All of this brings to me a clear focus that in order for cities to thrive in the new economy they must be much more than beautiful, functional, urban places. They must be well governed, from the individual neighborhoods to the Mayor’s office, without being onerous and contradictory to the future vision. Part of this is a discussion on development codes, but it really speaks more to the daily policies of service delivery and business support that a city is best able to provide.

So, is there hope for the St. Louis and it’s hundreds of tiny body politics to be positioned for the future? Can they effectively set aside their individual tax base needs to compete in the global economy? The current economics of St. Louis appear more like a shell game, simply moving tax base around, often in the form of new retail centers that bleed off the adjacent jurisdiction. And often, these “projects” have been at the expense of population, forcing whole neighborhoods to move in order for “progress” to occur. And to be fair, they are all doing it. To point fingers would be futile because you would be spinning in circles. And with declining population, most economists will tell you that no new revenue is being created - it is simply being moved around from one shiny new big box to the next. And we also come to understand that the St. Louis region is really on the precipice of becoming a shrinking city, a place where population growth is inversely related to land consumption.

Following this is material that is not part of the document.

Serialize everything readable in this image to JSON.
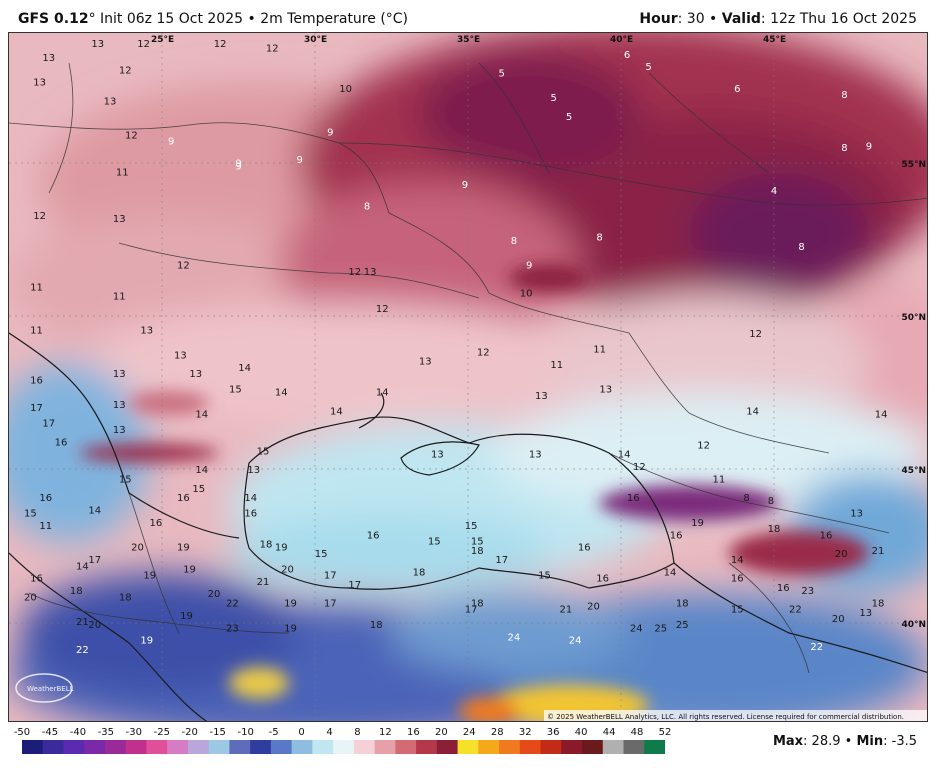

How would things be different if St. Louis County were comprised of say, eight to ten cities rather than the current 90 plus? And what if one of those new cities were a charter city with a radically different structure that had previously been imagined before? Because to consolidate and yet to continue the same business as usual is more than a missed opportunity for incremental progress. It might just be a missed opportunity for truly global competitiveness that restores St. Louis to the prominence of centuries past and ensures that we aren't having the same conversation about St. Louis or Memphis or Charlotte in fifty years that we are having about places like Detroit and Buffalo today.